Elon Musk ‘sigue comprometido’ con la compra de Twitter tras dejarla en suspenso
El perfil de Twitter de Elon Musk en un teléfono inteligente. Foto: Dado Ruvić/Reuters

Elon Musk anunció durante la madrugada de este viernes que su adquisición de Twitter, valorada en 44 mil millones de dólares, está “temporalmente suspendida” después de que la plataforma de redes sociales afirmara que menos del 5% de sus usuarios eran spam o cuentas falsas.

El jefe de Tesla publicó en Twitter que el acuerdo quedaba congelado mientras esperaba los detalles de la aseveración de Twitter.

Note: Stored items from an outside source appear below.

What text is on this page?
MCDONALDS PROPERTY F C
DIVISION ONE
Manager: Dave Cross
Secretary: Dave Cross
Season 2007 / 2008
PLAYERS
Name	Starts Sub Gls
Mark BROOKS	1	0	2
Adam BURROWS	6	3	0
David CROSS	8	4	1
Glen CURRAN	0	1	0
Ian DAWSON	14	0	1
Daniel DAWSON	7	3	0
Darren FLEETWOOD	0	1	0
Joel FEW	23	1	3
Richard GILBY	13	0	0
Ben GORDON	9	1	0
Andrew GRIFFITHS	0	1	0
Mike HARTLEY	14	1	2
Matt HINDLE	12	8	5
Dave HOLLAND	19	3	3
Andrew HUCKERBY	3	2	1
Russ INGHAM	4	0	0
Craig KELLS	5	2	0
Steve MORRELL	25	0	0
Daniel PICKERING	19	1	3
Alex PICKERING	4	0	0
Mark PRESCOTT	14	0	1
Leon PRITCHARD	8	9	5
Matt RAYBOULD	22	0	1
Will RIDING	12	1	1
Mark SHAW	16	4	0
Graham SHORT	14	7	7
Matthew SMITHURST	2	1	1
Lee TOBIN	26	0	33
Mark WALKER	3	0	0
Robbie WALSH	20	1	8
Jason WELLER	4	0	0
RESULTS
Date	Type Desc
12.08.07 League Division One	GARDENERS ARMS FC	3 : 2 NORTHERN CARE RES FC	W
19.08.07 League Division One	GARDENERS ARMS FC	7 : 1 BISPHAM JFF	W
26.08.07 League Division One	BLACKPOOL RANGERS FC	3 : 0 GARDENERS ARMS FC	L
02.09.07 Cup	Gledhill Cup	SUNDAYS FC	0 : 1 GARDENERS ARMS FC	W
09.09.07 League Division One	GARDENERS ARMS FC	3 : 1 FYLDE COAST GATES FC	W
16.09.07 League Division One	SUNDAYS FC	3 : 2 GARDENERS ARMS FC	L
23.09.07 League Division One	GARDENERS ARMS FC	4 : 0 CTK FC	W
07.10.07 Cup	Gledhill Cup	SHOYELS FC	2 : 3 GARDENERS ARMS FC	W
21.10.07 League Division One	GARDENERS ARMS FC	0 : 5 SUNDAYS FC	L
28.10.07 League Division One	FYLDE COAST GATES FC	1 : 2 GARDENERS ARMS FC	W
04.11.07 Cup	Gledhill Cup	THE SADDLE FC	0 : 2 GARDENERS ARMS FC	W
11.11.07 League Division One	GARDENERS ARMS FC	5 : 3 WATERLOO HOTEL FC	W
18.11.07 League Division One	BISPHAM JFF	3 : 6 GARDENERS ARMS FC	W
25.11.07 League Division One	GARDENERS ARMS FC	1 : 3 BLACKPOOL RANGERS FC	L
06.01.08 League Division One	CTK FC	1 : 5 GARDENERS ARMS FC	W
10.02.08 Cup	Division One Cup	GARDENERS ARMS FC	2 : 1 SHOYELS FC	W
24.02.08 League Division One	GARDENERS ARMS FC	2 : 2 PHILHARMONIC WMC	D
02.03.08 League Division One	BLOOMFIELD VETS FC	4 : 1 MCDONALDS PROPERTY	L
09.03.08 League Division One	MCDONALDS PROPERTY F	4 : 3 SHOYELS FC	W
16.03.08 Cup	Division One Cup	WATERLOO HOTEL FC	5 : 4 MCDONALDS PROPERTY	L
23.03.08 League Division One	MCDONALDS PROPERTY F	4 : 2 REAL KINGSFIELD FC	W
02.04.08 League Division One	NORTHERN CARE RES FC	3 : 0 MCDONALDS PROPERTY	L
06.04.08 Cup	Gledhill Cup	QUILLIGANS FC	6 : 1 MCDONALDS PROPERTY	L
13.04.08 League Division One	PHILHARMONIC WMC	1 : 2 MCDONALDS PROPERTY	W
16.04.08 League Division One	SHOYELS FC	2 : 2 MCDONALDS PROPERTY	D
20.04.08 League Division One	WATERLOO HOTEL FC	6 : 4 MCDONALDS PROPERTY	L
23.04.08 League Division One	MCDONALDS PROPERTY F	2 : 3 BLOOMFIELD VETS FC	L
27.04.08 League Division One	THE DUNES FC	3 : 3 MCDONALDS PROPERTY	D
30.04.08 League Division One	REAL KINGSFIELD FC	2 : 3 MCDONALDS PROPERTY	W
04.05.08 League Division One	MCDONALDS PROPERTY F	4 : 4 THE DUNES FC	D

Musk anunció la medida junto con un enlace que remitía a un artículo de Reuters publicado el 2 de mayo en el que se hacía referencia a un documento presentado ante el regulador financiero estadounidense, en el que Twitter afirmaba que las cuentas falsas o de spam representaban menos del 5% de su promedio diario de usuarios.

Musk criticó las cuentas automatizadas de Twitter –que no son administradas manualmente– e indicó, tras anunciar la adquisición, que quería mejorar la plataforma “autenticando a todos los humanos”. El empresario aceptó pagar una comisión de rescisión de mil millones de dólares a Twitter en caso de que se retire del acuerdo.

La noticia hizo que las acciones de Twitter cayeran cerca de un 23% en las operaciones previas a la apertura del mercado, debido a la preocupación de que el acuerdo pudiera fracasar.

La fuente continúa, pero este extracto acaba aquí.